From: "Alex Bennée" <alex.bennee@linaro.org>
To: Matthieu Moy <git@matthieu-moy.fr>
Cc: gitster@pobox.com, git@vger.kernel.org,
"Eric Sunshine" <sunshine@sunshineco.com>,
"Ævar Arnfjörð Bjarmason" <avarab@gmail.com>,
"Thomas Adam" <thomas@xteddy.org>
Subject: Re: [PATCH v3 1/3] send-email: add and use a local copy of Mail::Address
Date: Mon, 08 Jan 2018 11:56:15 +0000 [thread overview]
Message-ID: <87incco97k.fsf@linaro.org> (raw)

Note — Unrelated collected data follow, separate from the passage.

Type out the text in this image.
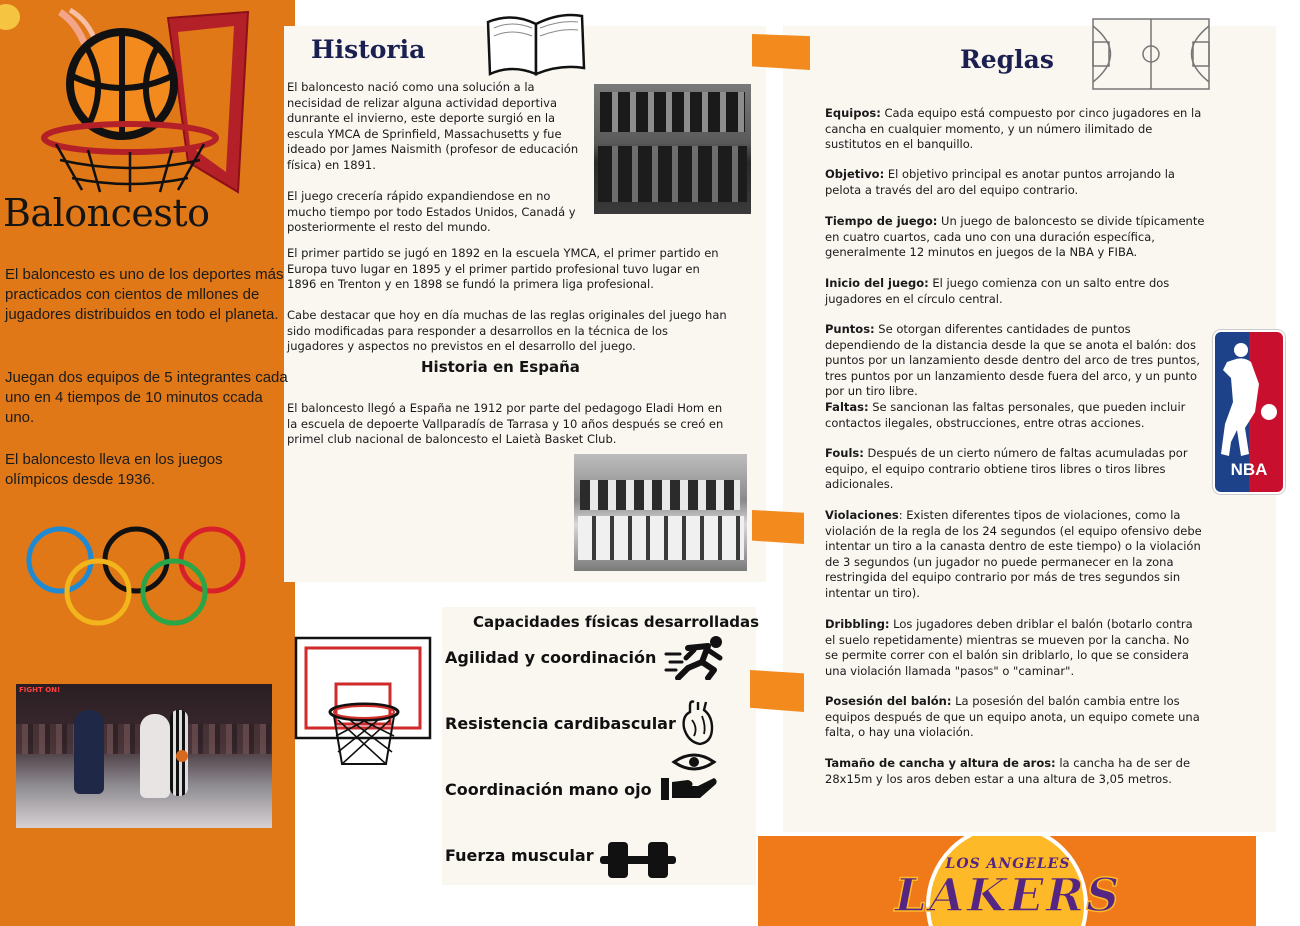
Baloncesto
El baloncesto es uno de los deportes más practicados con cientos de mllones de jugadores distribuidos en todo el planeta.
Juegan dos equipos de 5 integrantes cada uno en 4 tiempos de 10 minutos ccada uno.
El baloncesto lleva en los juegos olímpicos desde 1936.
FIGHT ON!
Historia
El baloncesto nació como una solución a la necisidad de relizar alguna actividad deportiva dunrante el invierno, este deporte surgió en la escula YMCA de Sprinfield, Massachusetts y fue ideado por James Naismith (profesor de educación física) en 1891.
El juego crecería rápido expandiendose en no mucho tiempo por todo Estados Unidos, Canadá y posteriormente el resto del mundo.
El primer partido se jugó en 1892 en la escuela YMCA, el primer partido en Europa tuvo lugar en 1895 y el primer partido profesional tuvo lugar en 1896 en Trenton y en 1898 se fundó la primera liga profesional.
Cabe destacar que hoy en día muchas de las reglas originales del juego han sido modificadas para responder a desarrollos en la técnica de los jugadores y aspectos no previstos en el desarrollo del juego.
Historia en España
El baloncesto llegó a España ne 1912 por parte del pedagogo Eladi Hom en la escuela de depoerte Vallparadís de Tarrasa y 10 años después se creó en primel club nacional de baloncesto el Laietà Basket Club.
Capacidades físicas desarrolladas
Agilidad y coordinación
Resistencia cardibascular
Coordinación mano ojo
Fuerza muscular
Reglas
Equipos: Cada equipo está compuesto por cinco jugadores en la cancha en cualquier momento, y un número ilimitado de sustitutos en el banquillo.
Objetivo: El objetivo principal es anotar puntos arrojando la pelota a través del aro del equipo contrario.
Tiempo de juego: Un juego de baloncesto se divide típicamente en cuatro cuartos, cada uno con una duración específica, generalmente 12 minutos en juegos de la NBA y FIBA.
Inicio del juego: El juego comienza con un salto entre dos jugadores en el círculo central.
Puntos: Se otorgan diferentes cantidades de puntos dependiendo de la distancia desde la que se anota el balón: dos puntos por un lanzamiento desde dentro del arco de tres puntos, tres puntos por un lanzamiento desde fuera del arco, y un punto por un tiro libre.
Faltas: Se sancionan las faltas personales, que pueden incluir contactos ilegales, obstrucciones, entre otras acciones.
Fouls: Después de un cierto número de faltas acumuladas por equipo, el equipo contrario obtiene tiros libres o tiros libres adicionales.
Violaciones: Existen diferentes tipos de violaciones, como la violación de la regla de los 24 segundos (el equipo ofensivo debe intentar un tiro a la canasta dentro de este tiempo) o la violación de 3 segundos (un jugador no puede permanecer en la zona restringida del equipo contrario por más de tres segundos sin intentar un tiro).
Dribbling: Los jugadores deben driblar el balón (botarlo contra el suelo repetidamente) mientras se mueven por la cancha. No se permite correr con el balón sin driblarlo, lo que se considera una violación llamada "pasos" o "caminar".
Posesión del balón: La posesión del balón cambia entre los equipos después de que un equipo anota, un equipo comete una falta, o hay una violación.
Tamaño de cancha y altura de aros: la cancha ha de ser de 28x15m y los aros deben estar a una altura de 3,05 metros.
NBA
LOS ANGELES
LAKERS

In-Reply-To: <1515407674-5233-1-git-send-email-git@matthieu-moy.fr>
Matthieu Moy <git@matthieu-moy.fr> writes:
> We used to have two versions of the email parsing code. Our
> parse_mailboxes (in Git.pm), and Mail::Address which we used if
> installed. Unfortunately, both versions have different sets of bugs, and
> changing the behavior of git depending on whether Mail::Address is
> installed was a bad idea.
>
> A first attempt to solve this was cc90750 (send-email: don't use
> Mail::Address, even if available, 2017-08-23), but it turns out our
> parse_mailboxes is too buggy for some uses. For example the lack of
> nested comments support breaks get_maintainer.pl in the Linux kernel
> tree:
>
> https://public-inbox.org/git/20171116154814.23785-1-alex.bennee@linaro.org/
>
> This patch goes the other way: use Mail::Address anyway, but have a
> local copy from CPAN as a fallback, when the system one is not
> available.
>
> The duplicated script is small (276 lines of code) and stable in time.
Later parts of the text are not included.